How expensive is Rc<RefCell<...>> + .borrow_mut()?

  1. I admit upfront I am not sure what is even the right thing to measure.

  2. I'm building a small GC-less scheme-like in Rust. To handle recursive functions, I've basically decided to go with the approach of Rc<RefCell<...>>

  3. This will end up incurring a .borrow_mut() on every function cal.. Unfortunately, because this is a scheme-like, every ( is a function call. :frowning:

  4. For those who have done something similar, how expensive is .borrow_mut() are we talking "so cheap taht the memory indirection cost overshadows it" or "as expensive as locking" or ... ?

Worst case: it is as expensive as a panic!
Best case: it does some pointer manipulation to create the guard and then sets a flag assigning the value as already taken

Any case: it checks if it is already taken

1 Like

I was hoping the answer would be: very cheap, don't worry about it. This sounds expensive but is very helpful. Thanks!

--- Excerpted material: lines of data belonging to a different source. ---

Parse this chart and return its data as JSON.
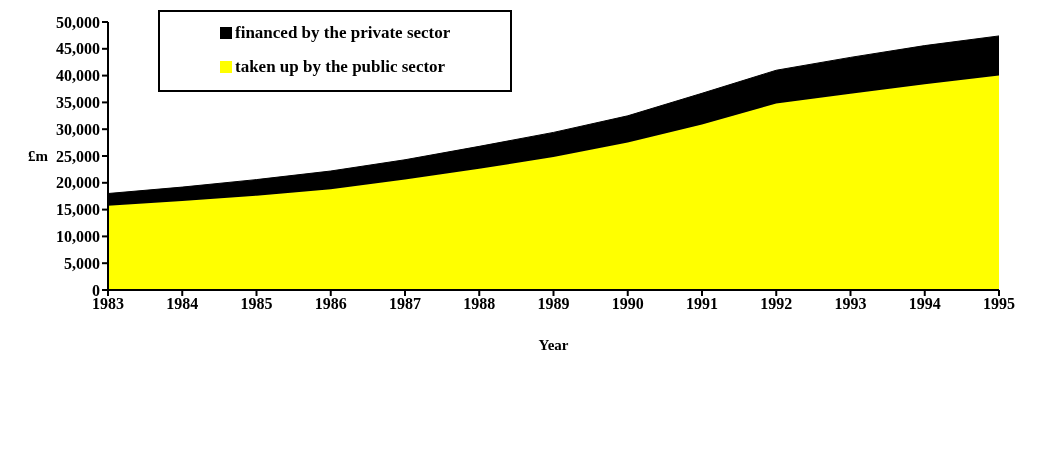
{
  "chart_data": {
    "type": "area",
    "xlabel": "Year",
    "ylabel": "£m",
    "categories": [
      "1983",
      "1984",
      "1985",
      "1986",
      "1987",
      "1988",
      "1989",
      "1990",
      "1991",
      "1992",
      "1993",
      "1994",
      "1995"
    ],
    "series": [
      {
        "name": "taken up by the public sector",
        "color": "#ffff00",
        "values": [
          15700,
          16600,
          17600,
          18800,
          20600,
          22600,
          24800,
          27500,
          30900,
          34800,
          36600,
          38400,
          40000
        ]
      },
      {
        "name": "financed by the private sector",
        "color": "#000000",
        "values": [
          2300,
          2600,
          3000,
          3400,
          3700,
          4200,
          4600,
          5000,
          5800,
          6200,
          6800,
          7200,
          7400
        ]
      }
    ],
    "stacked": true,
    "ylim": [
      0,
      50000
    ],
    "yticks": [
      0,
      {
        "value": 5000,
        "label": "5,000"
      },
      {
        "value": 10000,
        "label": "10,000"
      },
      {
        "value": 15000,
        "label": "15,000"
      },
      {
        "value": 20000,
        "label": "20,000"
      },
      {
        "value": 25000,
        "label": "25,000"
      },
      {
        "value": 30000,
        "label": "30,000"
      },
      {
        "value": 35000,
        "label": "35,000"
      },
      {
        "value": 40000,
        "label": "40,000"
      },
      {
        "value": 45000,
        "label": "45,000"
      },
      {
        "value": 50000,
        "label": "50,000"
      }
    ],
    "grid": false,
    "legend": "top left"
  }
}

.borrow_mut() branches based on the read-write of a isize and compares it to a given UNUSED constant (currently const UNUSED: isize = 0) before lending the RefMut struct.

It is not that expensive, imho (it's similar to writing one value of a slice: a bound check + a write)

.borrow_mut() should never panic, unless you violate the usage contract, such as when you index out of bounds.

Now, an interesting question regarding the branching would be, if instead of

        match borrow.get() {
            UNUSED => {
                borrow.set(UNUSED - 1);
                Some(BorrowRefMut { borrow })
            _ => None,

we could have:

use ::std::intrinsics::unlikely;

unsafe {
    if unlikely(borrow.get() != UNUSED) {
    } else {
        borrow.set(UNUSED - 1);
        Some(BorrowRefMut { borrow })

It depends on the workload. If you are doing mostly reads from that cell, plus having a lot of accesses, then it may be relatively expensive. However you are doing a borrow_mut, so most likely you have at least one write during access.

Borrowing incurs two writes to memory for each access, for the RefCell's fields. A write puts the related cache line (64 bytes) in an exclusive state where it would later be flushed back to main memory, utilizing memory bandwidth. You may get away with only a single cache line flush if the second write happened quickly enough.

The size_of::<T> may also play a factor. If it is small enough, hopefully with the added Rc + RefCell wrapping causing the entire backing store of Rc<RefCell<T>> to fit in a single cache line, then all writes may unite into a single cache line flush. Otherwise, you may causing more cache lines to be come exclusive and invalidated.

1 Like

This topic was automatically closed 90 days after the last reply. New replies are no longer allowed.